Robert Conquest's first law of politics states everyone is conservative about what they know.  While there are several areas where this is BS, one area where it appears to often be true is in the area of regulation.  People who favor regulation of other industries might disfavor regulation of their industry since they understand the cost:benefit trade-off in their area of expertise.  This was one of the main thoughts I had reading this story on how regulation is stifling science.  Left-wing scientists who will favor regulation of other industries suddenly have problems when a governing or administrative agency wants to apply oversight to them.  This is something I have seen before.  I remember being enormously frustrated at a talk by a Nobel laureate, in which he stated the best way for science to get done was for university administrators to just stay out of the way of its scientists.  It's a sentiment I generally agree with, but it would be nice if people extended this courtesy to other industries.

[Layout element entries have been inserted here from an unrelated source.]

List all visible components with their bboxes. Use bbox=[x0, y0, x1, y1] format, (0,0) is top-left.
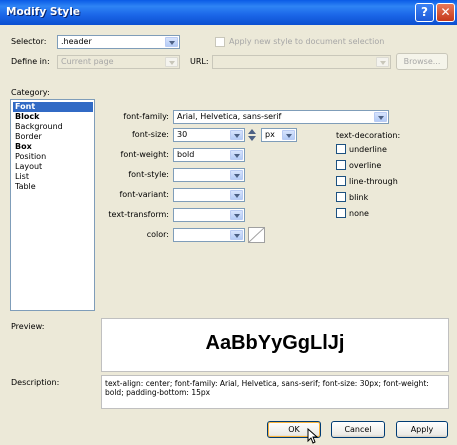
overline-label: overline bbox=[349, 161, 382, 170]
font-size-unit-dropdown[interactable]: px bbox=[261, 128, 297, 142]
color-dropdown[interactable] bbox=[173, 228, 245, 242]
chevron-down-icon[interactable] bbox=[376, 57, 389, 67]
font-style-dropdown[interactable] bbox=[173, 168, 245, 182]
description-label: Description: bbox=[11, 378, 60, 387]
blink-checkbox[interactable] bbox=[336, 192, 346, 202]
no-color-icon bbox=[249, 228, 264, 242]
selector-label: Selector: bbox=[11, 37, 47, 46]
color-swatch[interactable] bbox=[248, 227, 265, 243]
font-size-unit-value: px bbox=[265, 130, 275, 139]
font-variant-dropdown[interactable] bbox=[173, 188, 245, 202]
cancel-button[interactable]: Cancel bbox=[331, 421, 385, 438]
overline-checkbox[interactable] bbox=[336, 160, 346, 170]
chevron-down-icon[interactable] bbox=[230, 210, 243, 220]
line-through-checkbox[interactable] bbox=[336, 176, 346, 186]
font-size-spinner[interactable] bbox=[247, 128, 257, 142]
text-decoration-label: text-decoration: bbox=[336, 131, 401, 140]
apply-new-style-label: Apply new style to document selection bbox=[229, 37, 385, 46]
font-family-dropdown[interactable]: Arial, Helvetica, sans-serif bbox=[173, 110, 389, 124]
selector-dropdown[interactable]: .header bbox=[57, 35, 180, 49]
chevron-down-icon[interactable] bbox=[165, 37, 178, 47]
preview-sample: AaBbYyGgLlJj bbox=[205, 332, 345, 354]
url-label: URL: bbox=[190, 57, 209, 66]
underline-checkbox[interactable] bbox=[336, 144, 346, 154]
spin-up-icon[interactable] bbox=[248, 129, 256, 134]
category-item-layout[interactable]: Layout bbox=[13, 162, 93, 172]
font-variant-label: font-variant: bbox=[119, 190, 169, 199]
define-in-value: Current page bbox=[61, 57, 114, 66]
font-weight-dropdown[interactable]: bold bbox=[173, 148, 245, 162]
preview-label: Preview: bbox=[11, 322, 45, 331]
browse-button[interactable]: Browse... bbox=[396, 53, 448, 70]
chevron-down-icon[interactable] bbox=[230, 130, 243, 140]
category-item-border[interactable]: Border bbox=[13, 132, 93, 142]
close-button[interactable]: ✕ bbox=[436, 3, 455, 22]
line-through-label: line-through bbox=[349, 177, 398, 186]
font-size-label: font-size: bbox=[131, 130, 169, 139]
none-label: none bbox=[349, 209, 369, 218]
category-list[interactable]: Font Block Background Border Box Positio… bbox=[10, 99, 95, 311]
category-item-box[interactable]: Box bbox=[13, 142, 93, 152]
font-family-value: Arial, Helvetica, sans-serif bbox=[177, 112, 282, 121]
modify-style-dialog: Modify Style ? ✕ Selector: .header Apply… bbox=[0, 0, 457, 445]
selector-value: .header bbox=[61, 37, 92, 46]
chevron-down-icon[interactable] bbox=[374, 112, 387, 122]
category-label: Category: bbox=[11, 88, 50, 97]
none-checkbox[interactable] bbox=[336, 208, 346, 218]
font-family-label: font-family: bbox=[123, 112, 169, 121]
chevron-down-icon[interactable] bbox=[282, 130, 295, 140]
color-label: color: bbox=[146, 230, 169, 239]
category-item-table[interactable]: Table bbox=[13, 182, 93, 192]
font-weight-value: bold bbox=[177, 150, 195, 159]
spin-down-icon[interactable] bbox=[248, 136, 256, 141]
text-transform-label: text-transform: bbox=[108, 210, 169, 219]
blink-label: blink bbox=[349, 193, 369, 202]
category-item-background[interactable]: Background bbox=[13, 122, 93, 132]
window-title: Modify Style bbox=[6, 6, 80, 18]
chevron-down-icon[interactable] bbox=[230, 170, 243, 180]
apply-button[interactable]: Apply bbox=[396, 421, 448, 438]
category-item-list[interactable]: List bbox=[13, 172, 93, 182]
underline-label: underline bbox=[349, 145, 387, 154]
text-transform-dropdown[interactable] bbox=[173, 208, 245, 222]
preview-pane: AaBbYyGgLlJj bbox=[101, 318, 449, 372]
font-weight-label: font-weight: bbox=[120, 150, 169, 159]
category-item-font[interactable]: Font bbox=[13, 102, 93, 112]
apply-new-style-checkbox[interactable] bbox=[215, 37, 225, 47]
define-in-dropdown[interactable]: Current page bbox=[57, 55, 180, 69]
description-box: text-align: center; font-family: Arial, … bbox=[101, 375, 449, 409]
url-dropdown[interactable] bbox=[212, 55, 391, 69]
chevron-down-icon[interactable] bbox=[230, 190, 243, 200]
chevron-down-icon[interactable] bbox=[230, 230, 243, 240]
help-button[interactable]: ? bbox=[415, 3, 434, 22]
category-item-position[interactable]: Position bbox=[13, 152, 93, 162]
font-style-label: font-style: bbox=[128, 170, 169, 179]
title-bar[interactable]: Modify Style ? ✕ bbox=[0, 0, 457, 25]
font-size-value: 30 bbox=[177, 130, 188, 139]
chevron-down-icon[interactable] bbox=[165, 57, 178, 67]
pointer-cursor-icon bbox=[307, 428, 319, 444]
define-in-label: Define in: bbox=[11, 57, 50, 66]
chevron-down-icon[interactable] bbox=[230, 150, 243, 160]
category-item-block[interactable]: Block bbox=[13, 112, 93, 122]
font-size-dropdown[interactable]: 30 bbox=[173, 128, 245, 142]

The issue of science and regulation in relation to laboratory safety is something that came to the forefront with the death of Sherri Shangji, outlined here.  To sum it up, Sherri Shangji was a laboratory technician who burned to death from mistakes made while conducting an experiment.  Her principal investigator, Patrick Harran, is currently facing criminal charges for safety violations.  Some good has come from this tragedy.  Laboratory safety regulations in academia were laughably non-existent before.  Now, most academic institutions have realized that something has to be in place, and are making the proper changes.

As for the criminal charges Patrick Harran is facing, I can't help but think many people who would have cheered a CEO or small business owner being held responsible in a similar manner are suddenly upset when someone they can identify with is the one facing charges.